Wójcik o UE jako „strefie wolności LGBTIQ”: To wielka porażka, gdy na COVID zmarło 740 tys. osób
Prace nad rezolucją w sprawie ogłoszenia Unii Europejskiej „strefą wolności LGBTIQ” w czasie, kiedy z powodu COVID-19 umarło 740 tys. obywateli Europy, jest jedną wielką porażką – powiedział wiceszef Solidarnej Polski, minister Michał Wójcik.
– Widzę, że Parlament Europejski nie ma innych problemów. Uważam, że jest to jakieś odrealnienie polityków europejskich, którzy dzisiaj chcą na ten temat dyskutować – dodał minister Wójcik.
Jego zdaniem, dyskusja w PE powinna się teraz toczyć wokół działań dotyczących braku szczepionek przeciwko COVID-19. – Europosłowie niech szukają odpowiedzi na pytanie, dlaczego przewodnicząca Komisji Europejskiej Ursula von der Leyen obiecuje, że zaszczepi znaczą część populacji osób mieszkających w UE, a na dzisiaj sytuacja wygląda dramatycznie. To jest problem i o tym trzeba dzisiaj dyskutować – podkreślił minister.
W Parlamencie Europejskim powstał projekt rezolucji w sprawie ogłoszenia Unii Europejskiej „strefą wolności LGBTIQ”. Został przygotowany przez deputowanych, również polskich, z poparciem PO, SLD, grupy Zieloni i Wiosny. Podpisali się pod nim m.in. Andrzej Halicki, Łukasz Kohut, Leszek Miller, Robert Biedroń, Marek Belka, Włodzimierz Cimoszewicz i Sylwia Spurek.
Projekt zawiera zapis, że „Komisja nie powinna wahać się przed użyciem wszystkich narzędzi, w tym postępowań w sprawie uchybienia zobowiązaniom państwa członkowskiego, ram na rzecz praworządności, art. 7 TUE, a także niedawno przyjętego rozporządzenia w sprawie ochrony budżetu Unii w przypadku uogólnionych braków w odniesieniu do przepisów prawa w państwach członkowskich w celu przeciwdziałania naruszeniom praw podstawowych osób LGBTIQ w całej Unii”.

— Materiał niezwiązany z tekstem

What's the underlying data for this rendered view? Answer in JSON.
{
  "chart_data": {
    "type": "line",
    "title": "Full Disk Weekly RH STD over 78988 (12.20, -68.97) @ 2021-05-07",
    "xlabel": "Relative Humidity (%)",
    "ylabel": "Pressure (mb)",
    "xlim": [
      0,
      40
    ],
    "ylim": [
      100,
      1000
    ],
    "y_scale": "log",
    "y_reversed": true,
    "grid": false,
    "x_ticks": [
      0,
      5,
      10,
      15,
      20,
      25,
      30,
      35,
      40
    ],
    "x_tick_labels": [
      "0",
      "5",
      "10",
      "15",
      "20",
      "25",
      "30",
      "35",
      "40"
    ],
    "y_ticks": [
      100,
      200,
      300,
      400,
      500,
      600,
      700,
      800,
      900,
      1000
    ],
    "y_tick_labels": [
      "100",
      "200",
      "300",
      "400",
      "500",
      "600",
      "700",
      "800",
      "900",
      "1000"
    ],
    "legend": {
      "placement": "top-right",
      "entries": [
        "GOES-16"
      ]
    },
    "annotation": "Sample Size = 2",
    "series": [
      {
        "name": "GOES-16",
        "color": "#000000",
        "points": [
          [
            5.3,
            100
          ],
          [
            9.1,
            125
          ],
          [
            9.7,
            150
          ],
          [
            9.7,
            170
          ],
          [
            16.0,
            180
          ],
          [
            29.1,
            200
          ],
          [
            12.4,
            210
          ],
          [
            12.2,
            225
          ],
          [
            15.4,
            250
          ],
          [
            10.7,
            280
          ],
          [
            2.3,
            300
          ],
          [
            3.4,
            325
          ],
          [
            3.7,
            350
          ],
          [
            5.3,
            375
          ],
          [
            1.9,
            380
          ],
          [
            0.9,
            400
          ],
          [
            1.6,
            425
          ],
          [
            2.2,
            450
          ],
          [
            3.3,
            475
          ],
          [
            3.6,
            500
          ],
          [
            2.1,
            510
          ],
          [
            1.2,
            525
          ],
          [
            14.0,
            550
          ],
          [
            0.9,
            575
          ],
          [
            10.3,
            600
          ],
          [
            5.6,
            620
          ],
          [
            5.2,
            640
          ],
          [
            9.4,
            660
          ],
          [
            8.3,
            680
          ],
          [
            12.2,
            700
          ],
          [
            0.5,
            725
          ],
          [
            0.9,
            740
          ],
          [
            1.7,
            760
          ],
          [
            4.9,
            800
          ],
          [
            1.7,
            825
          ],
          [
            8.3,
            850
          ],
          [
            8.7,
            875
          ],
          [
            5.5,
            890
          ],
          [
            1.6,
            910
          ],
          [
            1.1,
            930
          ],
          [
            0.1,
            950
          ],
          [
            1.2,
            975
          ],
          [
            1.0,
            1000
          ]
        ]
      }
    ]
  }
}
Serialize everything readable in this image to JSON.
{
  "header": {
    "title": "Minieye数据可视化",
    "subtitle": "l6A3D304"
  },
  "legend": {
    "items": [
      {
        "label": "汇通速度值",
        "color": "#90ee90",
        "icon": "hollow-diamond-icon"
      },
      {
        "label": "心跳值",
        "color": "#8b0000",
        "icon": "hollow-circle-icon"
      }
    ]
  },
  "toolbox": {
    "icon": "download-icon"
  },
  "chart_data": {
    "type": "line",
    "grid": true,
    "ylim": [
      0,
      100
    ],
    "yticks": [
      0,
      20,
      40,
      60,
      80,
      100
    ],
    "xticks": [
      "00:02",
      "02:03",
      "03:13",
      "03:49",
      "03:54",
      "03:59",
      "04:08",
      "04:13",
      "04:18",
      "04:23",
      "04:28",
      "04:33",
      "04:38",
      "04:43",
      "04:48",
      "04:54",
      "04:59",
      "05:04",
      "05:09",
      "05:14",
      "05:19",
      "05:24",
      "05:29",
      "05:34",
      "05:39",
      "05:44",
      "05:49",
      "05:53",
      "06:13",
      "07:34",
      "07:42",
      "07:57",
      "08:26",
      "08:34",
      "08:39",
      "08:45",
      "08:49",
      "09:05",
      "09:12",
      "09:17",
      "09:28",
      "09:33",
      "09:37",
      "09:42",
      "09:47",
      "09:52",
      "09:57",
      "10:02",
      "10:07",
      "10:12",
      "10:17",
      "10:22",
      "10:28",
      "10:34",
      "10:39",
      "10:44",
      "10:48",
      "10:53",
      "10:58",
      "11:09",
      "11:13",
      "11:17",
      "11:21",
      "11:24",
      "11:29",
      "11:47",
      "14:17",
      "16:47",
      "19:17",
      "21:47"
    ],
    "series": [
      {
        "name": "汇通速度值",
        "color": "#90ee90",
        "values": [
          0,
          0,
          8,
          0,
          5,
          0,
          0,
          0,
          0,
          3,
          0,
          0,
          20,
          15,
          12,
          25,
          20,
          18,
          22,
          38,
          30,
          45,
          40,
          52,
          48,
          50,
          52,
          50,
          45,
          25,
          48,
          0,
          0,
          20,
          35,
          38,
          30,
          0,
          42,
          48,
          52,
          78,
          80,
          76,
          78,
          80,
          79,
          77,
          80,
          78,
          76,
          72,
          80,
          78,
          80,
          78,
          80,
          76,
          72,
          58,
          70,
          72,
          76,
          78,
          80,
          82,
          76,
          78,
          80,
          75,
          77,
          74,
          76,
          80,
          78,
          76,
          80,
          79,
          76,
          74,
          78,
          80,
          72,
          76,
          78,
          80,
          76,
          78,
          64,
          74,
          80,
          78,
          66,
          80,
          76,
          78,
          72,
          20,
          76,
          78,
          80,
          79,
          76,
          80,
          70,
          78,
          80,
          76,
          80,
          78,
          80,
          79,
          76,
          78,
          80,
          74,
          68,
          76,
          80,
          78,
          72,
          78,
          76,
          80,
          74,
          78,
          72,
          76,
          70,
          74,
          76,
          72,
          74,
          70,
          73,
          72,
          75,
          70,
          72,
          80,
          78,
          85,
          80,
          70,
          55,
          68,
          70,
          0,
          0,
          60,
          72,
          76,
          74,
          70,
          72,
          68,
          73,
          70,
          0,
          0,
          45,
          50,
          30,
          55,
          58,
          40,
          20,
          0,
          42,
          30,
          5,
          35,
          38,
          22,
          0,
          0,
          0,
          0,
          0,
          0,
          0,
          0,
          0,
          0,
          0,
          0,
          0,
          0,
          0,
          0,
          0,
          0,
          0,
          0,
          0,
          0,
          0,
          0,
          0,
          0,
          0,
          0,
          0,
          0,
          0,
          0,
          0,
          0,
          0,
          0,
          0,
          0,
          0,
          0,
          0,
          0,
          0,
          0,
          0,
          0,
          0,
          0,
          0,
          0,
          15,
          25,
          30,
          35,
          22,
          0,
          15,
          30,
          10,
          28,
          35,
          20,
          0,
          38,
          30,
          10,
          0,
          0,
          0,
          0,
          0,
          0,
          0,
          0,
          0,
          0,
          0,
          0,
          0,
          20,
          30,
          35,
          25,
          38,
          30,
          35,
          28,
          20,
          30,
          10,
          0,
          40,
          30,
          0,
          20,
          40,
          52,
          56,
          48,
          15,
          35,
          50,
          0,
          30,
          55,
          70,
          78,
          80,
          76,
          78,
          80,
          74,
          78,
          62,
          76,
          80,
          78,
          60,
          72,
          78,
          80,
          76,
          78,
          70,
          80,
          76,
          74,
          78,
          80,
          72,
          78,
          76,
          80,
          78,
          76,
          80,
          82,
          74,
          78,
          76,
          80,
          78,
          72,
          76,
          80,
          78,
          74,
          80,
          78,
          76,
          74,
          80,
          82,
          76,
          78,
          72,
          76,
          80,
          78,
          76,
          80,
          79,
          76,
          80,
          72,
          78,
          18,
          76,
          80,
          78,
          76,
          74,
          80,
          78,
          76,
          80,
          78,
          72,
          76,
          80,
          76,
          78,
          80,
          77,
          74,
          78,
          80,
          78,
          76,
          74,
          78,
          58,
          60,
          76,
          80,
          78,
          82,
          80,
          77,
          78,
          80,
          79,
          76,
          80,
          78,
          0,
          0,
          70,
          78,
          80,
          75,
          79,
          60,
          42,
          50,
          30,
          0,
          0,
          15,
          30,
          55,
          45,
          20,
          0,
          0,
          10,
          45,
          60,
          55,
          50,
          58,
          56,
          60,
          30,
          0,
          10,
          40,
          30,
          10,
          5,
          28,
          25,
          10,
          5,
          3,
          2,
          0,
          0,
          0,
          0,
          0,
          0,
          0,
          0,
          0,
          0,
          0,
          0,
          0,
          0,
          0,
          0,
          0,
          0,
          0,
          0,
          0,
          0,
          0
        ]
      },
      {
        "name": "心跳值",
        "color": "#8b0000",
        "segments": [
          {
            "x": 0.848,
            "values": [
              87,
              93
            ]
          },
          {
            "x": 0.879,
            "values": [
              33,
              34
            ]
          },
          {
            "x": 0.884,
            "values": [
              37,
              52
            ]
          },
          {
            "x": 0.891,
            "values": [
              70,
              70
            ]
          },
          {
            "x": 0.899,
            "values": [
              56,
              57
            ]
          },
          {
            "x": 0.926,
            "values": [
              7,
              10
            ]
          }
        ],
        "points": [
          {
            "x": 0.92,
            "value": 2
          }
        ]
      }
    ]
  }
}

Profanacja kościołów przemilczana
Zgodnie z jednym z zapisów rezolucji, „przyjęcie rezolucji w sprawie wolności od tak zwanej ideologii LGBT lub +Regionalnych Kart Praw Rodziny+ wpisuje się w szerszy kontekst zwiększonej dyskryminacji i ataków na społeczność LGBTIQ w Polsce, które obejmują charakteryzowanie różnorodności seksualności, tożsamości i ekspresji jako niebezpiecznej ideologii, rosnącej mowy nienawiści ze strony władz publicznych, wybieranych urzędników – w tym przez obecnego prezydenta - i prorządowych mediów, a także aresztowań obrońców praw LGBTIQ, ataków na marsze i ich zakazów”.
Rezolucja mówi o mowie nienawiści władz publicznych, która ma dodatkowo wzmacniać klimat nietolerancji i dyskryminacji wobec osób LGBTIQ.
Jak zauważają krytycy projektu, nie w nim mowy o agresywnych zachowaniach wobec aktywistów ruchu pro-life, aktach profanacji kościołów i pomników oraz demonstracjach, w czasie których atakowano policję.